Николай Иванович категорически отрицал индивидуальное бытовое потребление спиртных напитков. Дома водки не держал. Любил выпивать только в компании и желательно в ресторане, в кафе, в столовой, в кабинете заведующего фермой, в каптёрке сторожа «Заготзерна», в крайнем случае — на природе, и чтобы были содержательные разговоры, а распив шёл медленно. Он красочно рассказывал о своей работе, о встрече гамет и спермиев, о зарождении новой жизни, о своей полубожественной роли в судьбе скотины, о решающем значении своей работы в развитии животноводства нашего великого государства. Молодым был я впечатлительным, поэтому сразу после таких содержательных посиделок, после такой патетики моего шефа хотелось встать, принять повышенные обязательства, пойти на ферму и загибать, загибать коровам хвосты.
Потом, поработав во многих местах на разных мелких должностях, я никогда не испытывал подобного энтузиазма. Где вы, Николаи Ивановичи, теперь? Все сорок восемь тысяч. Вы же не смогли, скорее всего, пережить развал страны и государственной системы искусственного осеменения. Я-то скрылся за рубежом, закрыл глаза, заткнул уши и сижу так уже который год дундук дундуком. А вам каково? Или тоже закрыли глаза, заткнули уши? Рукой на всё махнули — пропади всё пропадом? Растаскивайте фонд семени элитных быков, а быков — на барбекю!

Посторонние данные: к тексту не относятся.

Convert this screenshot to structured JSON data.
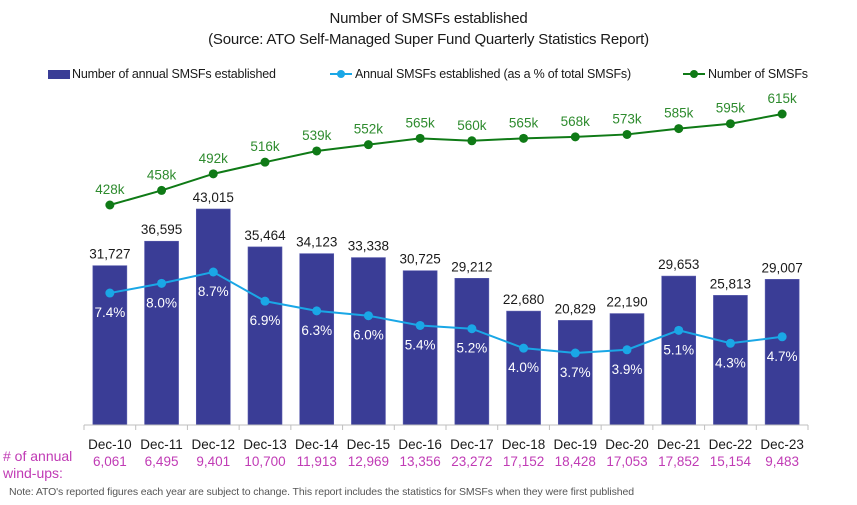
{
  "title_line1": "Number of SMSFs established",
  "title_line2": "(Source: ATO Self-Managed Super Fund Quarterly Statistics Report)",
  "legend": [
    {
      "label": "Number of annual SMSFs established",
      "color": "#3a3d96",
      "kind": "bar"
    },
    {
      "label": "Annual SMSFs established (as a % of total SMSFs)",
      "color": "#1aa7e6",
      "kind": "line"
    },
    {
      "label": "Number of SMSFs",
      "color": "#0f7a16",
      "kind": "line"
    }
  ],
  "windups_label_line1": "# of annual",
  "windups_label_line2": "wind-ups:",
  "note": "Note: ATO's reported figures each year are subject to change. This report includes the statistics for SMSFs when they were first published",
  "colors": {
    "bar": "#3a3d96",
    "pct_line": "#1aa7e6",
    "total_line": "#0f7a16",
    "total_label": "#2e8b2e",
    "windups": "#c03bb5",
    "axis": "#bfbfbf",
    "text": "#1a1a1a"
  },
  "chart_data": {
    "type": "bar",
    "title": "Number of SMSFs established (Source: ATO Self-Managed Super Fund Quarterly Statistics Report)",
    "xlabel": "",
    "ylabel": "",
    "grid": false,
    "legend_position": "top",
    "categories": [
      "Dec-10",
      "Dec-11",
      "Dec-12",
      "Dec-13",
      "Dec-14",
      "Dec-15",
      "Dec-16",
      "Dec-17",
      "Dec-18",
      "Dec-19",
      "Dec-20",
      "Dec-21",
      "Dec-22",
      "Dec-23"
    ],
    "series": [
      {
        "name": "Number of annual SMSFs established",
        "type": "bar",
        "values": [
          31727,
          36595,
          43015,
          35464,
          34123,
          33338,
          30725,
          29212,
          22680,
          20829,
          22190,
          29653,
          25813,
          29007
        ],
        "labels": [
          "31,727",
          "36,595",
          "43,015",
          "35,464",
          "34,123",
          "33,338",
          "30,725",
          "29,212",
          "22,680",
          "20,829",
          "22,190",
          "29,653",
          "25,813",
          "29,007"
        ]
      },
      {
        "name": "Annual SMSFs established (as a % of total SMSFs)",
        "type": "line",
        "values": [
          7.4,
          8.0,
          8.7,
          6.9,
          6.3,
          6.0,
          5.4,
          5.2,
          4.0,
          3.7,
          3.9,
          5.1,
          4.3,
          4.7
        ],
        "labels": [
          "7.4%",
          "8.0%",
          "8.7%",
          "6.9%",
          "6.3%",
          "6.0%",
          "5.4%",
          "5.2%",
          "4.0%",
          "3.7%",
          "3.9%",
          "5.1%",
          "4.3%",
          "4.7%"
        ]
      },
      {
        "name": "Number of SMSFs",
        "type": "line",
        "values": [
          428000,
          458000,
          492000,
          516000,
          539000,
          552000,
          565000,
          560000,
          565000,
          568000,
          573000,
          585000,
          595000,
          615000
        ],
        "labels": [
          "428k",
          "458k",
          "492k",
          "516k",
          "539k",
          "552k",
          "565k",
          "560k",
          "565k",
          "568k",
          "573k",
          "585k",
          "595k",
          "615k"
        ]
      }
    ],
    "windups": {
      "name": "# of annual wind-ups",
      "values": [
        6061,
        6495,
        9401,
        10700,
        11913,
        12969,
        13356,
        23272,
        17152,
        18428,
        17053,
        17852,
        15154,
        9483
      ],
      "labels": [
        "6,061",
        "6,495",
        "9,401",
        "10,700",
        "11,913",
        "12,969",
        "13,356",
        "23,272",
        "17,152",
        "18,428",
        "17,053",
        "17,852",
        "15,154",
        "9,483"
      ]
    },
    "ylim_bars": [
      0,
      46000
    ],
    "ylim_pct": [
      0,
      10
    ],
    "ylim_total": [
      250000,
      640000
    ]
  }
}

…Наткнулся я на него случайно. Слышу — кого-то поучает, а речь размеренная, басовитая, грамотная. Так только солидные начальники умели говорить. Спрашиваю: «Извините, вы, наверное, Марк Аркадьевич?» А он степенно довёл беседу с другим товарищем до конца и мне отвечает: «Я Аркадий Маркович. Но, молодой человек, от перемены мест, вы знаете, сумма не меняется. Чем могу быть полезен?» Говорю: может, в сторонку отойдём, так как у меня вопрос деликатный, а тут, у входа в русский магазин, каждая собака нас понимает. Я дёрнул головой и подморгнул одним глазом, давая понять, что разговор будет серьёзный. Кажется, он понял, что имеет дело не с каким-то Шнайдером из Кулундинской степи, а с человеком, как и он, солидным. Говорит: «С удовольствием вас, милейший, проконсультирую завтра в ресторане └Пфеффермюле“, а сегодня я уже пообедал, извините. Только, милейший, если вы по поводу импотенции, то это к Самуилу Генриховичу». Я руками взмахнул: мол, нет-нет, у меня естественнонаучный вопрос, но на всякий случай дайте и телефончик Самуила Генриховича — у меня шуряк уже седьмой год как неспособный.
Поговорил — и облегчение почувствовал. Всё мне в Аркадии Марковиче понравилось: и манеры, и речь, и спокойная уверенность. Я ведь всё то с Шуркой, то с придурковатым Шнайдером собачусь, а других социальных контактов у меня нет.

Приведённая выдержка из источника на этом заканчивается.